In historiographical terms Spence is difficult to pin down, taking a fairly balanced view and acknowledging the political, social and cultural ‘uniqueness’ of China. With regard to Mao Zedong, Spence expresses the view that Mao was a ‘Lord of Misrule’, a man of contradictions who succeeded in spite of his failures. “Mao’s beginnings were commonplace, his education episodic, his talents unexceptional,” wrote Spence, “yet he possessed a relentless energy and a ruthless self-confidence that led him to become one of the world’s most powerful rulers”.

Quotations

“Opposition to the Qing had found a new focus in the elected assemblies of local notables that had been founded in every province on orders from the court… the assembly-men soon seized new prerogatives for themselves… and began to push for the convening of a national parliament and the right to wield full legislative power.”

“Sun’s followers had infiltrated the Qing armies… the Qing government’s clumsy attempt to solve [the railway issue] by nationalising the railways became a further volatile focus for provincial anger.”

“[The rape of Nanjing] by the Japanese on December 7th 1937 brought a literal and symbolic end to any myths of Guomindang power in their own capital city.”

“Mao was not involved in the planning [of the Long March]… it was a nightmare of death and pain.”

[“[The Zunyi Conference] gave a major boost to Mao’s prestige and it is to this time that one can date his move toward a commanding position within party leadership.”

“Mao in Yan’an could hail the war with ‘enthusiasm’, partly because his base area was well insulated from the most desperate areas of fighting.”

“Mao’s completion of the Long March, and the factional battles he had fought there, had brought him a leadership position in the Party, but it was by no means unchallenged… If Mao was to become the accepted leader of his Party, he not only had to win on the battlefield and have successful policies for rural and urban revolution, he also had to be able to hold his own as a theorist.”

“As Chen Boda was thus helping Mao construct an edifice of ideological dominance, Mao was also struggling with the task of keeping Yanan a viable economic and political base.”

“Those who baulked were punished. Random violence became common, and the ‘struggles’ became deadly for many in what was euphemistically known as the ‘rescue’ campaign’, supervised by Mao’s growing teams of security personnel.”

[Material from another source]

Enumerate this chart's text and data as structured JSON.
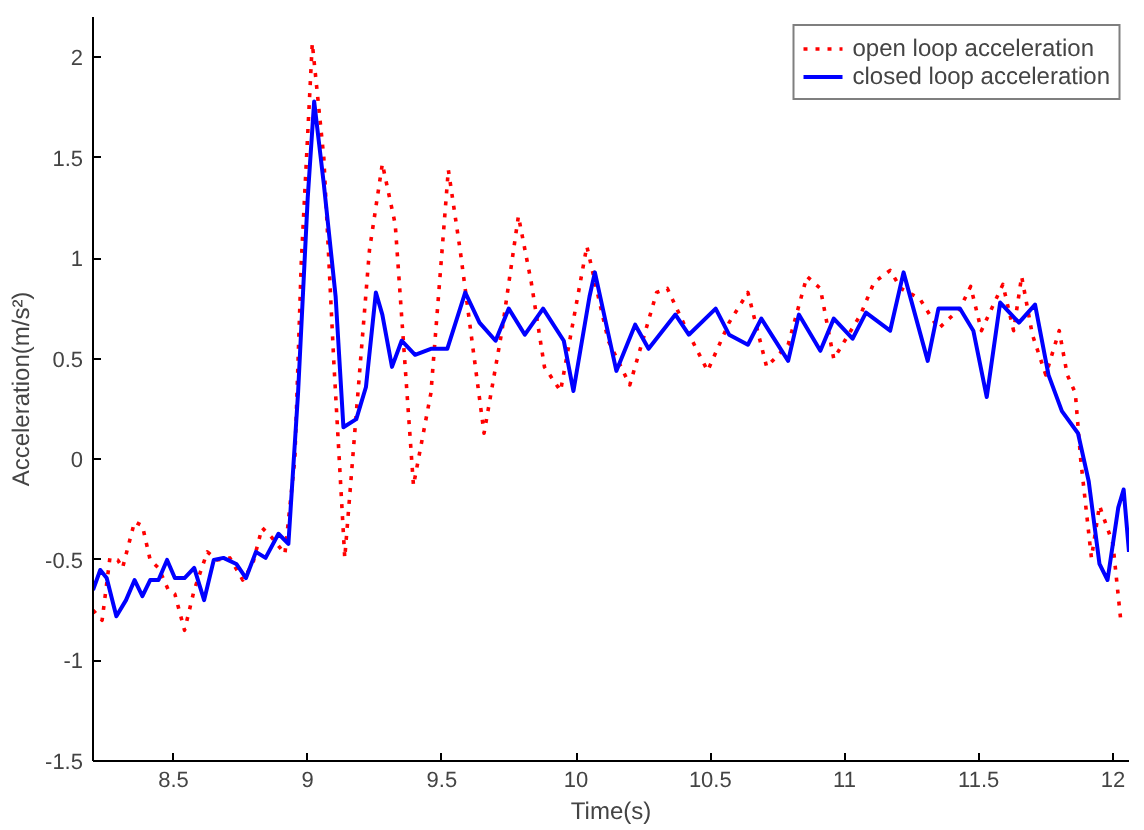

“Totally new in all its senses and its language, it [the Constitution of the Communist Party] stated with absolute directness: ‘The Chinese Communist Party takes Mao Zedong’s thought – the thought that unites Marxist-Leninist theory and the practice of the Chinese revolution – as the guide for all its work, and opposes all dogmatic or empiricist deviations.’ Marxism was now signified: the leader was the sage.”

“Under this system [of work units] many hardworking peasants indubitable got richer, while others were pushed to the margins of subsistence.”

“This harsh counter-offensive [the Anti-Rightist campaigns] destroyed hundreds of thousands of lives.”

“Both the Hundred Flowers movement and the launching of the Great Leap show Mao more and more divorced from any true reality check… and he himself seemed to care less and less for the consequences that might spring from his own erratic utterances.”

“By 1960 famine began to strike large areas of the country. Peng Dehuai was kept out of sight, his criticism ignored… The Maoist vision had finally tumbled into nightmare.”

“Mao did not precisely orchestrate the coming of the Cultural Revolution, but he established an environment that made it possible and helped to set many of the people and issues in place.”

“The number of victims from the uncoordinated violence of the Cultural Revolution is incalculable, but there were many millions. Some of these were killed, some committed suicide. Some were crippled or scarred emotionally for life.”

“[Mao’s meting with Richard Nixon in 1972 was] an extraordinary shift in policy by Mao… and is proof of the extraordinary power that Mao knew he had over his people. But it is one of the last times we can see that power being utilised to the full.”